Belinda lives with her husband and daughters on the Northern Beaches of Sydney.

Follow Belinda Castles on Twitter

Follow Allen and Unwin on Twitter

(If you click through the links above and then purchase from Booktopia, we get a small commission from this purchase. This amount is donated to Doggie Rescue to support their valuable work with unwanted and abandoned dogs.)

Competition

Tell us what Bill Clinton is saying and WIN his latest book

Your hosts

Allison Tait

Valerie Khoo / Australian Writers’ Centre

Connect with us on twitter

@altait

@valeriekhoo

Connect with Valerie, Allison and listeners in the podcast community on Facebook

So you want to be a writer Facebook group

Share the love!

Interview Transcript

Valerie

So Belinda, thanks so much for joining us today.

Belinda

You’re welcome. It’s good to be here.

Valerie

Now for those people who have yet to pick up your latest book, Bluebottle, tell us what it’s about?

Belinda

Well, it’s about a family and their lives over one day about 20 years ago. And then how the events of that day affect them 20 years on.

It’s really based around three children’s view of their father, who is one of those dads who likes to dare his kids, chuck them around in the water, do dangerous things. So there’s always a little bit of an edge to him. And one day, there’s a bit more of an edge than usual, and the kids begin to form suspicions about him.

Valerie

Such a great premise for a book. You have written it in an area, or set it in an area that you live in, is that correct? Which is the Northern Beaches area of Sydney?

Belinda

Yes, that’s right.

Valerie

And why was that important to you? Why did you pick that place and that setting?

Belinda

Well, place often is the starting point for me. I also set a novel on the Hawkesbury River where I used to live.

I think what it is about that upper stretch of the Northern Beaches is the combination of dramatic beauty but a kind of a threat as well. A sort of wild edge. So strictly speaking, you’re still in Sydney. But there’s all these bush areas, the sea does unpredictable things, the ocean is a dangerous place. And it just seems like a really rich setting to me, to set off human drama.

Valerie

Yes. I can understand what you’re saying because I live in the Northern Beaches of Sydney and probably not far from you.

Belinda

Okay.

Valerie

You’ve got your setting then, especially if you start with your place. How then did the characters form? Or how did it really come to life? Were you down at a beach and you saw something? How did it happen?

Belinda

It was nothing so straightforward. I think it’s a couple of things. One thing that I was interested in, that I seem to keep reading about, was sort of old stories, really old stories from the 60s and 70s, of kids in Sydney disappearing. Young people being taken. And the way those stories haunt their communities and the place that they’ve been taken from. There’s a disappearance in the novel. So that was one theme.
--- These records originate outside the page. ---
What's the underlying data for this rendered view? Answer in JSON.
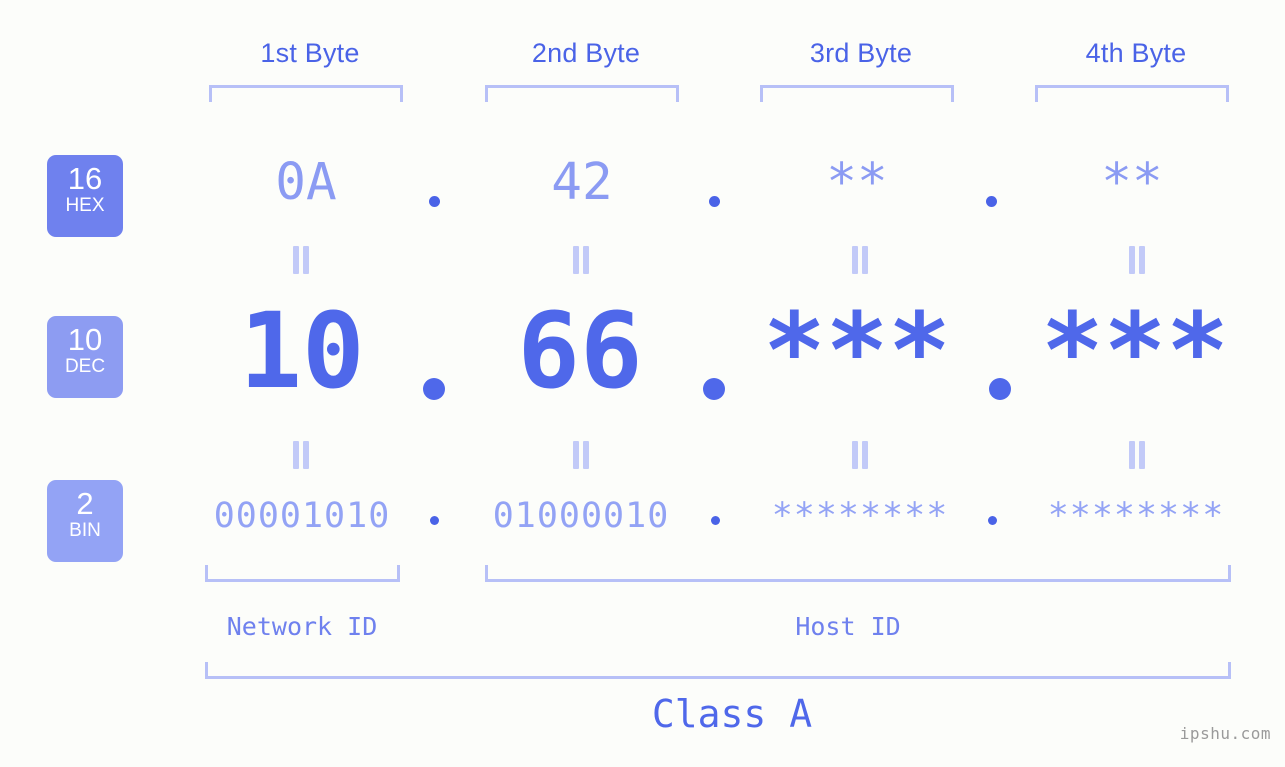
{
  "background_color": "#fcfdfa",
  "accent_color": "#4f68ea",
  "bracket_color": "#b7c0f7",
  "header": {
    "bytes": [
      {
        "label": "1st Byte"
      },
      {
        "label": "2nd Byte"
      },
      {
        "label": "3rd Byte"
      },
      {
        "label": "4th Byte"
      }
    ]
  },
  "bases": [
    {
      "id": "hex",
      "number": "16",
      "name": "HEX",
      "color": "#6f81ee"
    },
    {
      "id": "dec",
      "number": "10",
      "name": "DEC",
      "color": "#8d9cf2"
    },
    {
      "id": "bin",
      "number": "2",
      "name": "BIN",
      "color": "#93a3f5"
    }
  ],
  "rows": {
    "hex": {
      "values": [
        "0A",
        "42",
        "**",
        "**"
      ],
      "separator": "."
    },
    "dec": {
      "values": [
        "10",
        "66",
        "***",
        "***"
      ],
      "separator": "."
    },
    "bin": {
      "values": [
        "00001010",
        "01000010",
        "********",
        "********"
      ],
      "separator": "."
    }
  },
  "equals_symbol": "=",
  "footer": {
    "network_id_label": "Network ID",
    "host_id_label": "Host ID",
    "class_label": "Class A"
  },
  "watermark": "ipshu.com"
}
The other theme that interested me was a particular kind of character profile. I remember one of the things that I saw when I was thinking about this story was there was an Insight program on SBS about a guy; he really fascinated me. He, I think, was a neuroscientist. And he had been doing brain scans and seeing whether there was a brain profile for psychopaths. And he discovered, or so he says, that he was a psychopath. So in the process of this research he kind of diagnosed himself.

It was less the psychopathy that interested me, but when he talked about his behaviour he was saying he was that kind of father that did things that were dangerous with his kids, went in water that wasn’t safe, drove cars too fast, and so on. And something about that and some other things that I was hearing just really fascinated me. Because I just think there are dads like that. And it’s a kind of a thrill that it’s got an edge.

Valerie

Yeah, right. Wow. Okay, so you started with that. And then did you develop the… What was your next step in terms of developing the story? Was it the characters, was it that you knew the way the plot was going to evolve? What was next?

Belinda

Okay. So I had this idea that an event would happen and that the kids would suspect their father of it. I had that very early on. I don’t know where it came from. I guess from this kind of personality. What’s behind that kind of edginess? How much can we know our parents? So all that was there quite early on.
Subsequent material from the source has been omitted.